Medicare Compliance & Reimbursement

Preventive Care:

Try These CVD Behavior Therapy Claims Success Tips Straight From CMS

Make the most of the new preventive services coverage additions.

Have you started filing claims for any of the five new preventive care services which Medicare added to its list in 2011? Read on to find out what Medicare experts have to say on how to code intensive behavioral therapy for cardiovascular disease (CVD) correctly.

Understand the Purpose and Frequency

Intensive behavioral therapy (IBT) for cardiovascular disease is also known as a CVD risk reduction visit, says Jamie Hermansen, a health insurance specialist with CMS. In general, the visit consists of three components:

  • Encouraging aspirin use for primary prevention of cardiovascular disease
  • Screening the patient for high blood pressure
  • Intensive behavioral counseling to promote a healthy diet for adults with known risk factors for cardiovascular and diet-related chronic disease.

"A qualified primary care physician or other primary care practitioner in a primary care setting can furnish the exam," Hermansen adds. "Medicare allows for one face-to-face CVD risk reduction visit each year."

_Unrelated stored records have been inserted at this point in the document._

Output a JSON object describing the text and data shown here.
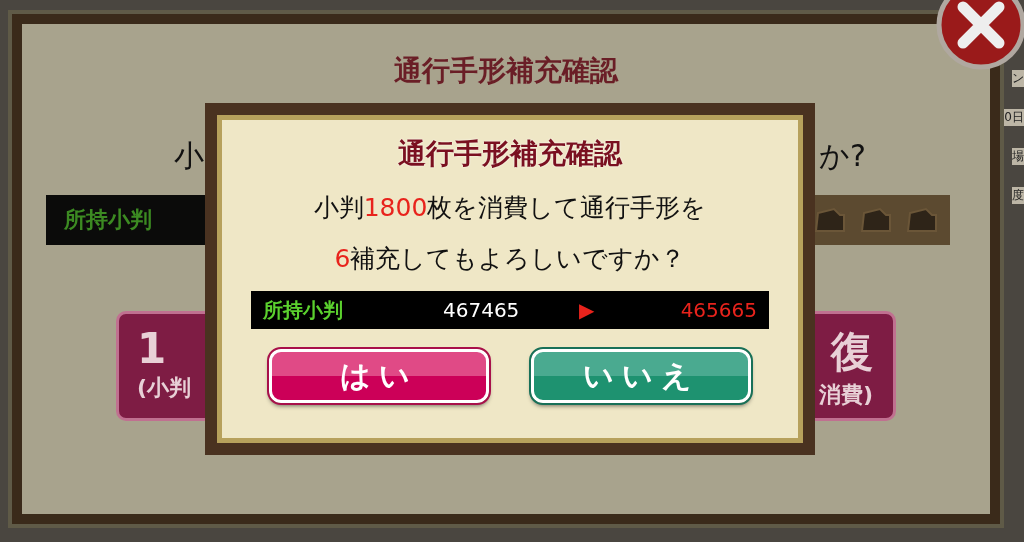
{
  "background_panel": {
    "title": "通行手形補充確認",
    "message_start": "小",
    "message_end": "か?",
    "koban_label": "所持小判",
    "left_button": {
      "line_1": "1",
      "line_2": "(小判"
    },
    "right_button": {
      "line_1": "復",
      "line_2": "消費)"
    }
  },
  "side_texts": [
    "ン",
    "0日",
    "場",
    "度"
  ],
  "dialog": {
    "title": "通行手形補充確認",
    "message_lines": [
      [
        {
          "text": "小判",
          "highlight": false
        },
        {
          "text": "1800",
          "highlight": true
        },
        {
          "text": "枚を消費して通行手形を",
          "highlight": false
        }
      ],
      [
        {
          "text": "6",
          "highlight": true
        },
        {
          "text": "補充してもよろしいですか？",
          "highlight": false
        }
      ]
    ],
    "balance": {
      "label": "所持小判",
      "current": "467465",
      "arrow": "▶",
      "after": "465665"
    },
    "buttons": [
      {
        "label": "はい",
        "kind": "confirm"
      },
      {
        "label": "いいえ",
        "kind": "cancel"
      }
    ]
  }
}
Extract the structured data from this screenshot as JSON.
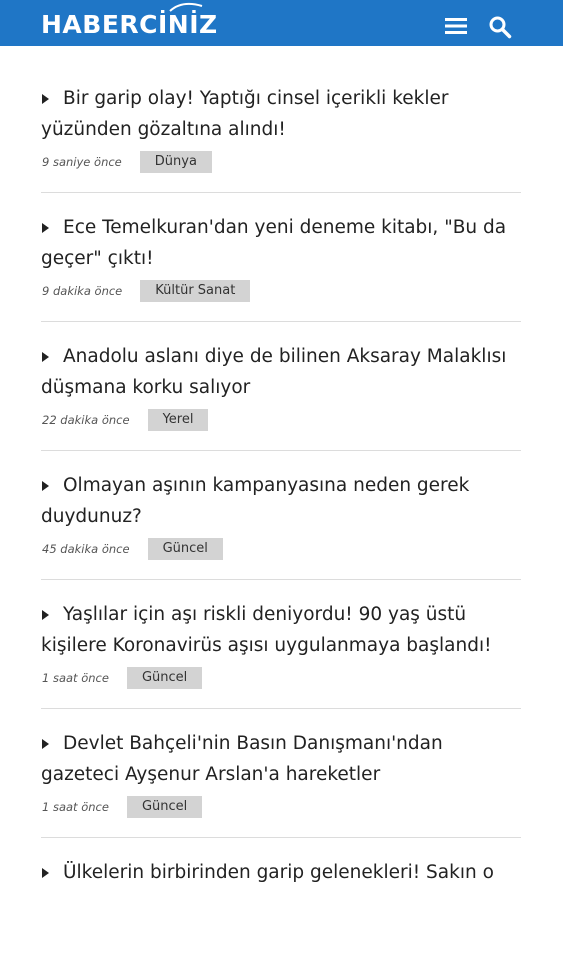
{
  "header": {
    "logo_text": "HABERCİNİZ",
    "menu_icon": "hamburger-menu-icon",
    "search_icon": "search-icon",
    "bg_color": "#1f76c6"
  },
  "news": [
    {
      "title": "Bir garip olay! Yaptığı cinsel içerikli kekler yüzünden gözaltına alındı!",
      "time": "9 saniye önce",
      "category": "Dünya"
    },
    {
      "title": "Ece Temelkuran'dan yeni deneme kitabı, \"Bu da geçer\" çıktı!",
      "time": "9 dakika önce",
      "category": "Kültür Sanat"
    },
    {
      "title": "Anadolu aslanı diye de bilinen Aksaray Malaklısı düşmana korku salıyor",
      "time": "22 dakika önce",
      "category": "Yerel"
    },
    {
      "title": "Olmayan aşının kampanyasına neden gerek duydunuz?",
      "time": "45 dakika önce",
      "category": "Güncel"
    },
    {
      "title": "Yaşlılar için aşı riskli deniyordu! 90 yaş üstü kişilere Koronavirüs aşısı uygulanmaya başlandı!",
      "time": "1 saat önce",
      "category": "Güncel"
    },
    {
      "title": "Devlet Bahçeli'nin Basın Danışmanı'ndan gazeteci Ayşenur Arslan'a hareketler",
      "time": "1 saat önce",
      "category": "Güncel"
    },
    {
      "title": "Ülkelerin birbirinden garip gelenekleri! Sakın o",
      "time": "",
      "category": ""
    }
  ]
}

Note: A qualified primary care practitioner can include a physician, physician assistant, nurse practitioner, nurse midwife, or clinical nurse specialist.

Report the Correct Code

Only one code applies to IBT for CVD, according to Kathy Bryant, deputy director for practitioner services with CMS. Your correct choice is G0446 (Intensive behavioral therapy to reduce cardiovascular disease risk, individual, face-to-face, annual, 15 minutes).

The descriptor spells out exactly when reporting G0446 is appropriate: during a face-to-face encounter with a single patient, once per year, for 15 minutes.

"Family physicians know and believe that an ounce of prevention is worth a pound of cure," says Kent J. Moore, manager of healthcare financing and delivery systems for the American Academy of Family Physicians (AAFP) in Leawood, Kan. "Medicare's expansion of coverage and payment for preventive services like this is good news from a family medicine perspective."

Beware of Potential Red Flags

CMS keeps a close eye on several factors related to claims with G0446, experts shared during a recent National Provider Call. These include verification that:

  • The code is billed with the allowable provider specialty types (including 01, General Practice; 08, Family Practice; 11 Internal Medicine; 50, Nurse Practitioner; 89, Certified Clinical Nurse Specialist; and 97, Physician Assistant)››
  • Code G0446 is billed with the allowable place of service (such as 11, Physician's Office)
  • Code G0446 is submitted no more than once in a 12-month period. Eleven full months must elapse following the month in which the last screening took place, CMS states.